The kind of licenses that supported their operation at the initial stage, has also been a strong reason given to why the CDMA’s are in the position they are today. The licenses were regional and never allowed them room to expand until the GSM operators came, soar and conquered.
There are also other pockets of arguments including that operators came out with fragile and inferior equipments in phones and other dongles and also that the operators failed to understand that rural markets would have been their major market instead of facing each other in a needless competition in urban centres.
Meanwhile, industry stakeholders have said that something can be picked from each of these arguments to raise the fortune of the CDMA again.

Juwah on faulty business model

When the EVC of NCC, Dr Juwah in an interaction with journalists, was confronted with the bail-out idea, he said, “I  have my own view on this issue just like any other person. Remember that I was part of the CDMA operation also. Basically, the first license for the CDMAs was a very regional sort of a licence when they were known as fixed wireless operators. Judging by their capitalization and the amount of frequency that they had, they were fairing well.

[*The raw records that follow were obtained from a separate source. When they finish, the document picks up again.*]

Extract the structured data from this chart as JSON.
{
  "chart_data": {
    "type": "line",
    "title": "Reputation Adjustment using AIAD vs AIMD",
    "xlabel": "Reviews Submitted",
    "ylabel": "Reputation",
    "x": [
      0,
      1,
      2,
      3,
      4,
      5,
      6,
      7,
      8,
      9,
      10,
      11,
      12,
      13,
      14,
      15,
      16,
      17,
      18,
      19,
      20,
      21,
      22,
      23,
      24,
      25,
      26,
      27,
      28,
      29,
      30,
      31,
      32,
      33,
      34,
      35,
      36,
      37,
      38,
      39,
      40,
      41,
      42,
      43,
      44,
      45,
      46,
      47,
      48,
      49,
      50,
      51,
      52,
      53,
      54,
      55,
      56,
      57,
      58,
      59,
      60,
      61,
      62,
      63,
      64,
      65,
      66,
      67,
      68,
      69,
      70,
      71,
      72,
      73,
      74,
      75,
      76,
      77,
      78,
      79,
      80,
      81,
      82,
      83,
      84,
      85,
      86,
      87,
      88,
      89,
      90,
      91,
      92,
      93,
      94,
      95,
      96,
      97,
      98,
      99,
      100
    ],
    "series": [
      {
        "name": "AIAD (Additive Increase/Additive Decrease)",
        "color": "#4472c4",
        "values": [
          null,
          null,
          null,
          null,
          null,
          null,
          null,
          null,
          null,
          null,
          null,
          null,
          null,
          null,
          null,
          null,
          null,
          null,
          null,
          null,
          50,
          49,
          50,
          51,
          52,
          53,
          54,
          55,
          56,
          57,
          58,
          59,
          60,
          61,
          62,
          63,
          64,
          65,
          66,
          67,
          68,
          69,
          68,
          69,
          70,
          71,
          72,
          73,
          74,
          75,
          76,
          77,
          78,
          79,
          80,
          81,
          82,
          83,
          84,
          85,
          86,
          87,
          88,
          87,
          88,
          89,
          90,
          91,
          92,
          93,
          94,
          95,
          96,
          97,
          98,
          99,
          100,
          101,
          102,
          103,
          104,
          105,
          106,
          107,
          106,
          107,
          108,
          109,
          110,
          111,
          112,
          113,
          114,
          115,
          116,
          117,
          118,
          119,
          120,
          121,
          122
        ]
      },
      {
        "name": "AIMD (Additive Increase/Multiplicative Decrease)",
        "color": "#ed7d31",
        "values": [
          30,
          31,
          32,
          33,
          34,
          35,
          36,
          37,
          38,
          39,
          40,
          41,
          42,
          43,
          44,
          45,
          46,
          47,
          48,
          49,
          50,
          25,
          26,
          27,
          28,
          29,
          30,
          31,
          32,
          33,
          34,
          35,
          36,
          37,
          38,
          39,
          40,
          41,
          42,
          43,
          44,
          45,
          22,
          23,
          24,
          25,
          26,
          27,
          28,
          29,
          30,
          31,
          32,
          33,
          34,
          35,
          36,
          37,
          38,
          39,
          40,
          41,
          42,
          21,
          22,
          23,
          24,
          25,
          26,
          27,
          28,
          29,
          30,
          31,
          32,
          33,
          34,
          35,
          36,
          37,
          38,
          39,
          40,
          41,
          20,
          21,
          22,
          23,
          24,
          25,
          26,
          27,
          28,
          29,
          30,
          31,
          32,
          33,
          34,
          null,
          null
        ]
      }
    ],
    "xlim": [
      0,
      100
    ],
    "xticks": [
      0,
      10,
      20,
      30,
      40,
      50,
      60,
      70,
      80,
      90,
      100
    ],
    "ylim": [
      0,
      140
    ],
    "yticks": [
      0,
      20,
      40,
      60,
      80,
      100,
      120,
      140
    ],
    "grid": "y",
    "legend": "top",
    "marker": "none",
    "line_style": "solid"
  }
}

But incidentally, this universal access licence came and they wanted to compete with the bigger boys and doing that, some of them that have very little capital went and borrowed and when you borrow at 25% interest rate, in Nigeria, it will take out all your profit.  So this may be one of the causes of their problem. Their strategy was wrong. It cannot be attributed to mismanagement or fraud or anything. It is just that their vision was wrong. In that case, I don't think they are entitled to a bail out, although it is not for me to decide.

Quibain on consolidation
Meanwhile from the operators themselves, there is beginning to a gradual acceptance that something has to be done to their business model. For instance, Retired Managing director of Starcomms Plc, Mr Maher Qubain, told us that consolidation in the CDMA segment of the telecommunications market and a fair playground for all networks are vital considerations.
Speaking against the background of the tough operating conditions of the CDMA networks in the country, Qubain said with all the CDMA networks put together controlling less than 10 per cent of the telecom market, operating in a lopsided competition against larger GSM networks, there is need for constructive measures by both the CDMA networks and the regulators.
 For him,“it is important for the CDMA networks to come together in the face of the operating conditions. With that, they can achieve scale. They can muster greater buying power.  So, instead of struggling for survival, they can compete as a dynamic force in the industry. CDMA mortality rate is alarming.
“For instance, there were twelve active CDMA networks in the country two years ago. They came down to six by last year and now there are three or four. Meanwhile, GSM networks are growing in number because they have scale and they are favoured by the interconnect rate allowed in the industry”.
He however, noted that consolidation can happen in diverse ways like making the unused spectrums of moribund networks now lying fallow, available for others to use.
Qubain also believes that improvements may also come if the Nigerian Communications Commission, NCC strictly enforces its own “use the spectrum or lose it” rule on networks that are no more operating and re-allocate them to others.